Tuning Capabilities

Rationale

How capable this package when tuning neural networks? One of the package’s capabilities is the ability to fine-tune the whole architecture, and this includes the depth of the architecture — not limited to the number of hidden neurons, also includes the number of layers. Neural networks with {torch} natively supports different activation functions for different layers, thus {kindling} supports:

Custom grid creation

{kindling} has its own function to define the grid which includes the depth of the architecture: grid_depth(), an analogue function to dials::grid_space_filling(), except it creates "regular" grid. You can tweak n_hlayer parameter, and you can define the grid that has the depth. This parameter can be scalar (e.g. 2), integer vector (e.g. 1:2), and/or using a {dials} function called n_hlayer().
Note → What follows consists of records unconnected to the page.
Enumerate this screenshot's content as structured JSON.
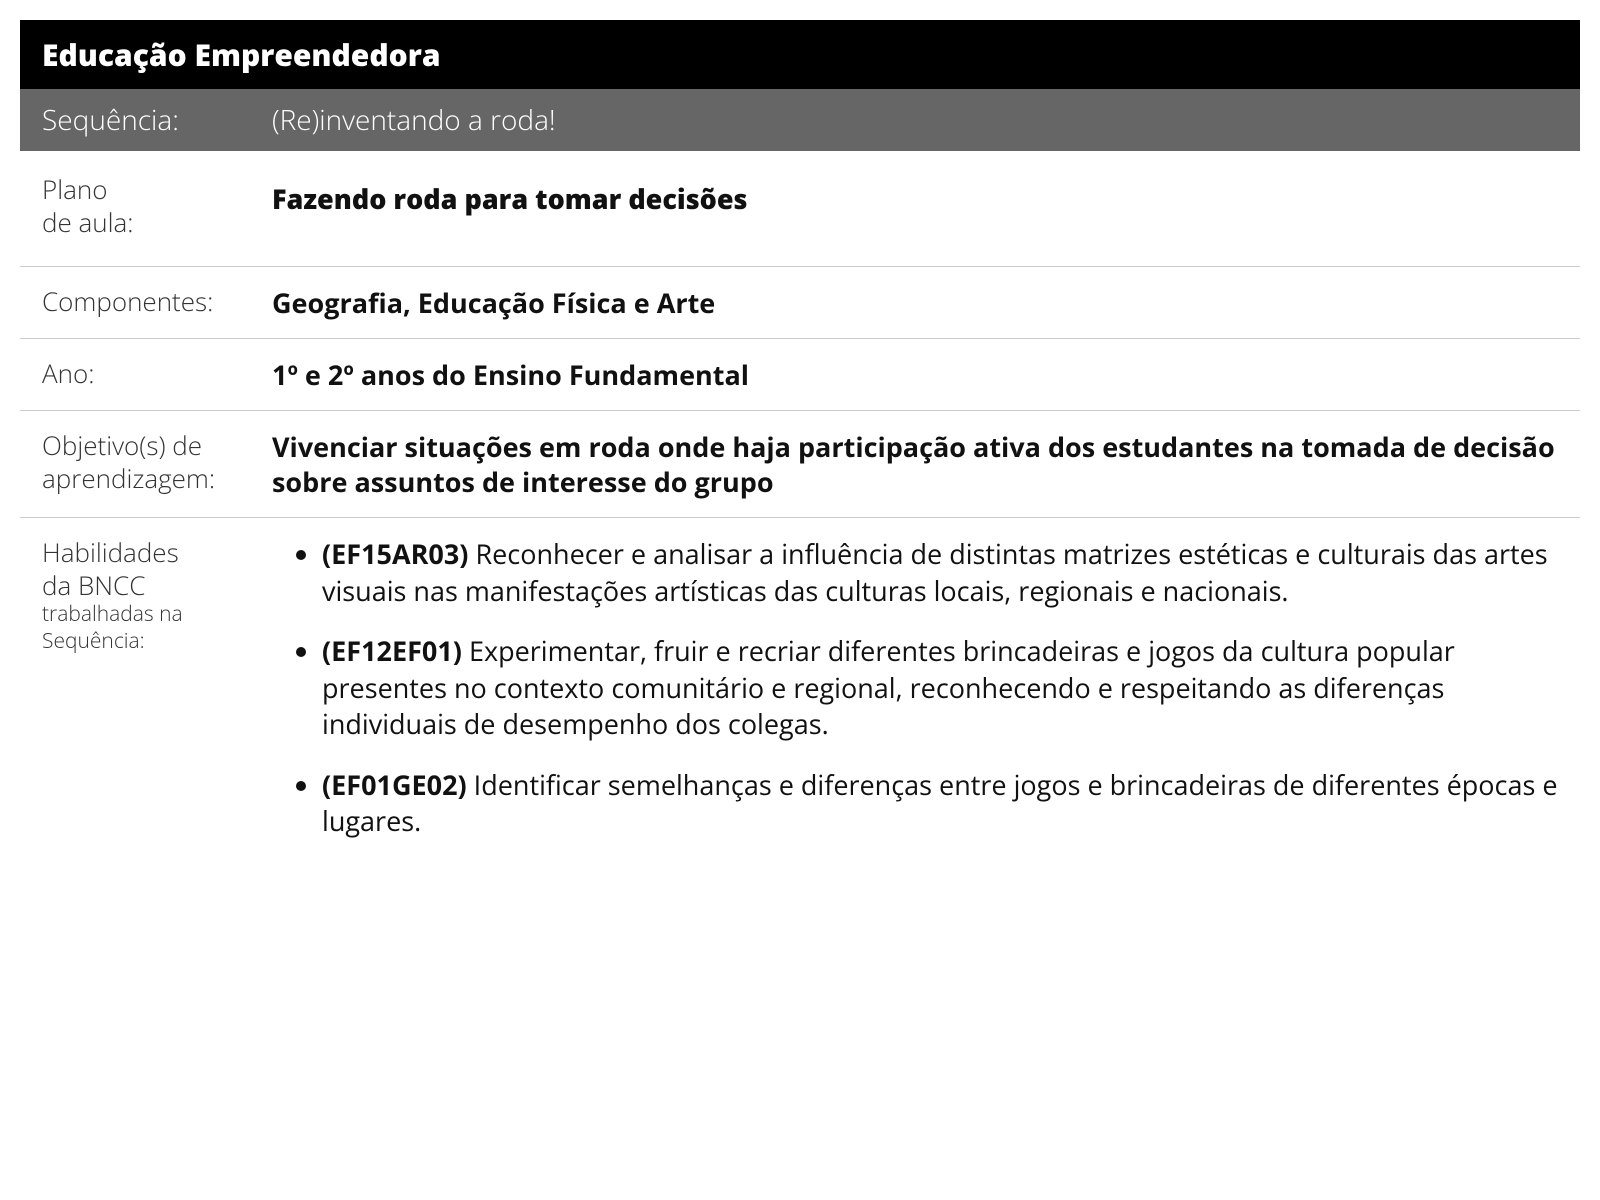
{
  "header": {
    "title": "Educação Empreendedora"
  },
  "sequence": {
    "label": "Sequência:",
    "value": "(Re)inventando a roda!"
  },
  "plan": {
    "label_line1": "Plano",
    "label_line2": "de aula:",
    "title": "Fazendo roda para tomar decisões"
  },
  "components": {
    "label": "Componentes:",
    "value": "Geografia, Educação Física e Arte"
  },
  "year": {
    "label": "Ano:",
    "value": "1º e 2º anos do Ensino Fundamental"
  },
  "objectives": {
    "label_line1": "Objetivo(s) de",
    "label_line2": "aprendizagem:",
    "value": "Vivenciar situações em roda onde haja participação ativa dos estudantes na tomada de decisão sobre assuntos de interesse do grupo"
  },
  "skills": {
    "label_line1": "Habilidades",
    "label_line2": "da BNCC",
    "label_line3": "trabalhadas na",
    "label_line4": "Sequência:",
    "items": [
      {
        "code": "(EF15AR03)",
        "text": " Reconhecer e analisar a influência de distintas matrizes estéticas e culturais das artes visuais nas manifestações artísticas das culturas locais, regionais e nacionais."
      },
      {
        "code": "(EF12EF01)",
        "text": " Experimentar, fruir e recriar diferentes brincadeiras e jogos da cultura popular presentes no contexto comunitário e regional, reconhecendo e respeitando as diferenças individuais de desempenho dos colegas."
      },
      {
        "code": "(EF01GE02)",
        "text": " Identificar semelhanças e diferenças entre jogos e brincadeiras de diferentes épocas e lugares."
      }
    ]
  }
}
When n_hlayer is greater than 2, the certain parameters hidden_neurons and activations creates a list-column, which contains vectors for each parameter grid, depending on n_hlayer you defined.

Setup

We won’t stop you from using library() function, but we strongly recommend using box::use() and explicitly import the names from the namespaces you want to attach.

# library(kindling)
# library(tidymodels)
# library(modeldata)

box::use(
    kindling[mlp_kindling, act_funs, args, hidden_neurons, activations, grid_depth],
    dplyr[select, ends_with, mutate, slice_sample],
    tidyr[drop_na],
    rsample[initial_split, training, testing, vfold_cv],
    recipes[
        recipe, step_dummy, step_normalize,
        all_nominal_predictors, all_numeric_predictors
    ],
    modeldata[penguins],
    parsnip[tune, set_mode, fit, augment],
    workflows[workflow, add_recipe, add_model],
    dials[learn_rate],
    tune[tune_grid, show_best, collect_metrics, select_best, finalize_workflow, last_fit],
    yardstick[metric_set, rmse, rsq],
    ggplot2[autoplot]
)

We’ll use the penguins dataset from {modeldata} to predict body mass (in kilograms) from physical measurements — a straightforward regression task that lets us focus on the tuning workflow.

Usage

{kindling} provides the mlp_kindling() model spec. Parameters you want to search over are marked with tune().

spec = mlp_kindling(
    hidden_neurons = tune(),
    activations = tune(),
    epochs = 50,
    learn_rate = tune()
) |>
    set_mode("regression")

Note that n_hlayer is not listed here — it is handled inside grid_depth() rather than the model spec directly.

Data Preparation

We sample 30 rows per species to keep the example lightweight, and stratify splits on species to preserve class balance. The target variable is body_mass_kg, derived from the original body_mass_g column.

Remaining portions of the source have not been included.